I don't know about mbstowcs()
but I assume it is similar to std::codecvt<cT, bT, std::mbstate_t>
. The latter travels in terms of two types:
- A character type
cT
which is in your code wchar_t
.
- A byte type
bT
which is normally char
.
The third type in play, std::mbstate_t
, is used to store any intermediate state between calls to the std::codecvt<...>
facet. The facets can't have any mutable state and any state between calls needs to be obtained somehow.

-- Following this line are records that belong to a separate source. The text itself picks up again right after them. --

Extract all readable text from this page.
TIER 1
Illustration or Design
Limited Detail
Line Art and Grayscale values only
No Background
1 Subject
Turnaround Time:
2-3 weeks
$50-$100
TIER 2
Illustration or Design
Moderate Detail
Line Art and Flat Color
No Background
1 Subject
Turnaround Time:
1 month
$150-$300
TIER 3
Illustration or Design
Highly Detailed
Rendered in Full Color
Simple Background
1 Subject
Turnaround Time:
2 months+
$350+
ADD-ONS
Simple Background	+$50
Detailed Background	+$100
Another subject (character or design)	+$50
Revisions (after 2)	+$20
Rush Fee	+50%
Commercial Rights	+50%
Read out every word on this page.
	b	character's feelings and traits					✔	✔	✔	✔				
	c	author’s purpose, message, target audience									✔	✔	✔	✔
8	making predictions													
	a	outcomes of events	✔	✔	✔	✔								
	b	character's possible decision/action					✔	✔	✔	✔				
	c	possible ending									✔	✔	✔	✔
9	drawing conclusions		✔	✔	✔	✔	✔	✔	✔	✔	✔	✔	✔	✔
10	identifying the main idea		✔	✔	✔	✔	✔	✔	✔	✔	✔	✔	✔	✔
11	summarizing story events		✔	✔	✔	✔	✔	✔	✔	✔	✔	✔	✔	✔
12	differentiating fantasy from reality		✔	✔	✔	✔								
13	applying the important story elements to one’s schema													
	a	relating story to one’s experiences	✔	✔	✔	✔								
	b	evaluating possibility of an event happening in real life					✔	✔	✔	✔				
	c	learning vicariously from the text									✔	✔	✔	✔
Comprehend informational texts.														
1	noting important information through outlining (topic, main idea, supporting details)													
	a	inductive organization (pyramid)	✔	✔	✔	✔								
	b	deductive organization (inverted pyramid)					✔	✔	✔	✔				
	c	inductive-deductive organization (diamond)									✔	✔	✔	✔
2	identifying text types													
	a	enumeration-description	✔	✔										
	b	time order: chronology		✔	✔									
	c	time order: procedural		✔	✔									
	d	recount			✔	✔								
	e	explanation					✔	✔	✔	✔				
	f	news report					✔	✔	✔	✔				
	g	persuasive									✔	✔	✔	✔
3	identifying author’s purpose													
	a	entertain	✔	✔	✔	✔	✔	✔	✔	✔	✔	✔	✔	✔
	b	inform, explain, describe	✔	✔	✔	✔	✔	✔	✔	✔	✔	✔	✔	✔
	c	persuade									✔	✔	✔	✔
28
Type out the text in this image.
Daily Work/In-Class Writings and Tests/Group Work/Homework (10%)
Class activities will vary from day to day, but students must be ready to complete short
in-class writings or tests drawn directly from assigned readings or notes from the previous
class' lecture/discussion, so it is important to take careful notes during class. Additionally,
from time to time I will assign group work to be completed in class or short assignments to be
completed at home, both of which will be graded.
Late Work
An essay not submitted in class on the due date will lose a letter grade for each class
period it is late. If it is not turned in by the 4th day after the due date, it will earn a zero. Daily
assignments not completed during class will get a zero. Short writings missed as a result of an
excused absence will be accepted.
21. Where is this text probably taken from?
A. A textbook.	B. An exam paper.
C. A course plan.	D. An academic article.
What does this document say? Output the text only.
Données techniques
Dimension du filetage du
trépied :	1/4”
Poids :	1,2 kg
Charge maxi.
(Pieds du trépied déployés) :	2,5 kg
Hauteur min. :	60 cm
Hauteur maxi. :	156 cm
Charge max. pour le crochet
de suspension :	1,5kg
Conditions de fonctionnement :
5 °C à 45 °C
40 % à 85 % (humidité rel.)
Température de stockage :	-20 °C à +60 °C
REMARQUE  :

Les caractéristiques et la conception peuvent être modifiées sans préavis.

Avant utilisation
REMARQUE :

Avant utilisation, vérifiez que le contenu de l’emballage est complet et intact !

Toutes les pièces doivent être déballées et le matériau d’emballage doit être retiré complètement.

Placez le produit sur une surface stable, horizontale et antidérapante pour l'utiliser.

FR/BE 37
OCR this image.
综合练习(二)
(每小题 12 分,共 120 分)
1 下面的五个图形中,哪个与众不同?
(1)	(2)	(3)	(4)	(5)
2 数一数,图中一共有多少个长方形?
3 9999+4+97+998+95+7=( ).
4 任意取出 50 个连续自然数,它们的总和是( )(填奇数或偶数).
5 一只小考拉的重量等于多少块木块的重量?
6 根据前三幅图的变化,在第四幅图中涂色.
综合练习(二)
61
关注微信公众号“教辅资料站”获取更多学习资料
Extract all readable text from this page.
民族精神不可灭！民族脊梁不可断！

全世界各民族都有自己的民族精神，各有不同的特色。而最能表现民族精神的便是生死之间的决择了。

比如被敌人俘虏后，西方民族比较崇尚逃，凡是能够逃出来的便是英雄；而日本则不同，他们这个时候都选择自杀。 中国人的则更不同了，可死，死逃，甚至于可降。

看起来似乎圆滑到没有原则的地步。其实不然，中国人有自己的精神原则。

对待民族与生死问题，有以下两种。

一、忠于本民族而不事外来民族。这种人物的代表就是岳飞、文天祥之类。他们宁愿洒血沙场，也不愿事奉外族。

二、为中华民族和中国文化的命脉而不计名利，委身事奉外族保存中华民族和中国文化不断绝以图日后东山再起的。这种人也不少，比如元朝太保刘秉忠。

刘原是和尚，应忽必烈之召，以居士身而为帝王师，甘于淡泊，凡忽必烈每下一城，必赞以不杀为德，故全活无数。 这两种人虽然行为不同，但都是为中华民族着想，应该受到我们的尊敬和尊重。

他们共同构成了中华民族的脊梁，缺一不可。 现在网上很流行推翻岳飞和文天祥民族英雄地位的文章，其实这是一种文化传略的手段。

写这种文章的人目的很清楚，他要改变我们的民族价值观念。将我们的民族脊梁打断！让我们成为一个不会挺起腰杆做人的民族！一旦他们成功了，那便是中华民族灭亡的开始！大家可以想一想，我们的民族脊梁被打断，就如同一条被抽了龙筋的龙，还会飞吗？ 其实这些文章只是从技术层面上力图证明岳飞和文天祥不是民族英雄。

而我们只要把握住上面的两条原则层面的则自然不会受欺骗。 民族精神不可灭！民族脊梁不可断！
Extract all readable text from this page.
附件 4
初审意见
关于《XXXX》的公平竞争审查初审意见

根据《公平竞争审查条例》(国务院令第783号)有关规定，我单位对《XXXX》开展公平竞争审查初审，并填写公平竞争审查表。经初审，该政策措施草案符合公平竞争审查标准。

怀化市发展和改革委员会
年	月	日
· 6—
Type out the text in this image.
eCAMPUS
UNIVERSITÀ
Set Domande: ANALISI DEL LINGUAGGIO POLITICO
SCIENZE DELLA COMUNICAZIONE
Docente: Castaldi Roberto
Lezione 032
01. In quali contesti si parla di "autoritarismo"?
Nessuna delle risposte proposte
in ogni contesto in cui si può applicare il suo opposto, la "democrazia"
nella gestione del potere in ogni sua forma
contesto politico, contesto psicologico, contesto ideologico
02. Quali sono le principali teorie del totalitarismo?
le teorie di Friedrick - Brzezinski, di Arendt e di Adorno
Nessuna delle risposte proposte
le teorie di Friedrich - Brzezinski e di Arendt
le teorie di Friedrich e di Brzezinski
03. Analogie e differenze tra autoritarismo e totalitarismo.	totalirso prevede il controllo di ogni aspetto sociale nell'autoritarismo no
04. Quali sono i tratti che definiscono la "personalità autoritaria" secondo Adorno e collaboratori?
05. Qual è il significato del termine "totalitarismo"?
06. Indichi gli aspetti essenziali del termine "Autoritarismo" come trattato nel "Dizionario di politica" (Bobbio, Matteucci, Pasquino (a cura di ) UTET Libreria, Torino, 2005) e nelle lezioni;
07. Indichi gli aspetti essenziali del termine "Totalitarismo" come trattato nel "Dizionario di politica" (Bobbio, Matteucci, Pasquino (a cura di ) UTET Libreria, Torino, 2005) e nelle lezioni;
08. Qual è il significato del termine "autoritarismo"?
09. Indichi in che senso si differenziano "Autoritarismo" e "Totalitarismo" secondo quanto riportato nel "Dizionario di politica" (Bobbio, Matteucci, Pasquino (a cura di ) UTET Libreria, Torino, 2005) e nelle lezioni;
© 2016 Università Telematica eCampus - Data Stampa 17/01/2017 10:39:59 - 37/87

Sadly, the structure of std::mbstate_t
is left unspecified, i.e., there is no portable way to actually use it when creating own code conversion facets.
Each instance of std::codecvt<...>
implements the conversions between bytes of an external encoding, e.g., UTF8, and characters. Originally, each character was meant to be a stand-alone entity but various reasons (primarily from outside the C++ community, notably from changes made to Unicode) have result in the internal characters effectively being an encoding themselves. Typically the internal encodings used are UTF8
for char
and UTF16 or UCS4 for wchar_t
(depending on whether wchar_t
uses 16 or 32 bits).
The decoding conversions done by std::codecvt<...>
take the incoming bytes in the external encoding and turn them into characters of the internal encoding. For example, when the external encoding is UTF8 the incoming bytes are converted to 32 bit code points which are then stuck into UTF16 characters by splitting them up into to wchar_t
when necessary (e.g., when wchar_t
is 16 bit).
The details of this process are unspecified but it will involve some bit masking and shifting. Also, different transformations will use different approaches. If the mapping between the external and internal encoding isn't as trivial as mapping one Unicode representation to another representation there may be suitable tables providing the actual mapping.